Sein aktuelles Album nennt sich zwar „Classics“, doch daraus hört man nichts an diesem Abend für Genießer, denn Hamilton, stets umtriebig und immer darauf aus, den mitunter einige Jahrzehnte alten Stücken die Patina abzukratzen und sie in ein aktuelles Licht zu setzen, hat längst das Werk des berühmten, 2008 verstorbenen Komponisten Neal Hefti im Visier. Jener schrieb viele Songs für Woody Herman und Count Basie und mindestens eben so viele Filmmusiken. Hamilton ist einer seiner größten Fans und hat ihm ein komplettes Programm gewidmet, das er zusammen mit seinen „German Friends“ im Birdland vorstellt.

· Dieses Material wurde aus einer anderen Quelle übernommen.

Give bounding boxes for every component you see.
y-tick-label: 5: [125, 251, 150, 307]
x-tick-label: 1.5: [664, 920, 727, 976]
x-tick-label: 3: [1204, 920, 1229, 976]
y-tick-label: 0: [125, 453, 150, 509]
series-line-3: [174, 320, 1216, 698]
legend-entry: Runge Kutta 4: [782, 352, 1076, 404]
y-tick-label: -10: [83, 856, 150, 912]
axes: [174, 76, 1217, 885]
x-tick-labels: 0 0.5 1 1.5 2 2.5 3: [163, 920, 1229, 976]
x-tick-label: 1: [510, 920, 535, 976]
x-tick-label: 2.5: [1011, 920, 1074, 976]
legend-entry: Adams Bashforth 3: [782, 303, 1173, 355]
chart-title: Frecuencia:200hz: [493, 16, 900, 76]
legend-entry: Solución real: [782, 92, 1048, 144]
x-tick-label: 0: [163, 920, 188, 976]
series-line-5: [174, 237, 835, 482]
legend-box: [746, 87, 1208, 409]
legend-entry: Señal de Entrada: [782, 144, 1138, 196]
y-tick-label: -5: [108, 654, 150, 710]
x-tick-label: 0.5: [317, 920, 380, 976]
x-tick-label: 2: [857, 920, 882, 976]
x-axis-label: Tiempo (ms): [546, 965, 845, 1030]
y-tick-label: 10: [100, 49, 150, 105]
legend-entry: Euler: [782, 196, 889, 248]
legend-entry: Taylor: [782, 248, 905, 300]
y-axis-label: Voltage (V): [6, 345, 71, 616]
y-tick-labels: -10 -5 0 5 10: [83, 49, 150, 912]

„Repetition“ aus den 1940ern, im Original mit Streichern eingespielt, der druckvolle Shuffle „The Odd Couple“ mit tollem Dialog zwischen ihm und Stephan Holstein, dem zweiten Tenorsaxofonisten, in der Coda, „Li’l Darlin’“, eine der schönsten Balladen jener Tage überhaupt, „Cute“ und „Girl Talk“, zwei der bekanntesten Stücke des Abends, die vermutlich jeder kennt, auch wenn er den Namen Hefti vorher nie gehört hat – ein Klassiker jagt den anderen. Hamilton wurde zwar in Providence/Rhode Island geboren, lebt aber seit Jahren in der Nähe von Florenz und hatte schon immer einen guten Draht nach Deutschland. Dass sein Sextett aus der Creme der Jazzszene hierzulande besteht, ist also nicht verwunderlich. Holstein, der auch die Klarinette bedient, Tizian Jost am Vibrafon, Bernhard Pichl am Flügel, Rudi Engel am Kontrabass und Michael Keul am Schlagzeug, die im Birdland längst bestens eingeführt sind, sind die idealen Partner für Hamilton’s Verbeugung vor Hefti, der, wenn man so will, eigentlich der siebte Mann an diesem Abend ist.

Die Musik swingt, groovt, ist subtil und zupackend zugleich. Das leichtfüßige „Barefoot In The Park“, das markante „Why Not“, das ohne jede Eile aber mit um so mehr Esprit dahin schleichende „Sex And The Single Girl“ aus dem gleichnamigen Film mit Tony Curtis, Henry Fonda und Lauren Bacall – Hamilton und die Band machen sie alle nochmals zu echten Perlen, holen sie heraus aus der Soundtrack-Ecke, stellen sie in den Mittelpunkt, wohin sie auch gehören, haben sie doch eine erheblich längere Nachhaltigkeit als so mancher Film, den sie einst lediglich untermalten.

Viele Jahre lang hat der große Trompeter Dusko Goykovich traditionell die Konzertsaison im Birdland eröffnet. Das war immer ein ganz besonderes Erlebnis. Sollte diese Aufgabe künftig Scott Hamilton übernehmen, was man sich ja durchaus mal vorstellen könnte, wäre das natürlich optimal, ist doch seine Art, bereits etablierte Musik so zu präsentieren, dass sie in neuem Glanz erstrahlt, das ideale Startsignal und macht neugierig auf all die großartigen Künstler, die sich nach der Sommerpause nun wieder regelmäßig im die Birdland-Klinke in die Hand geben werden.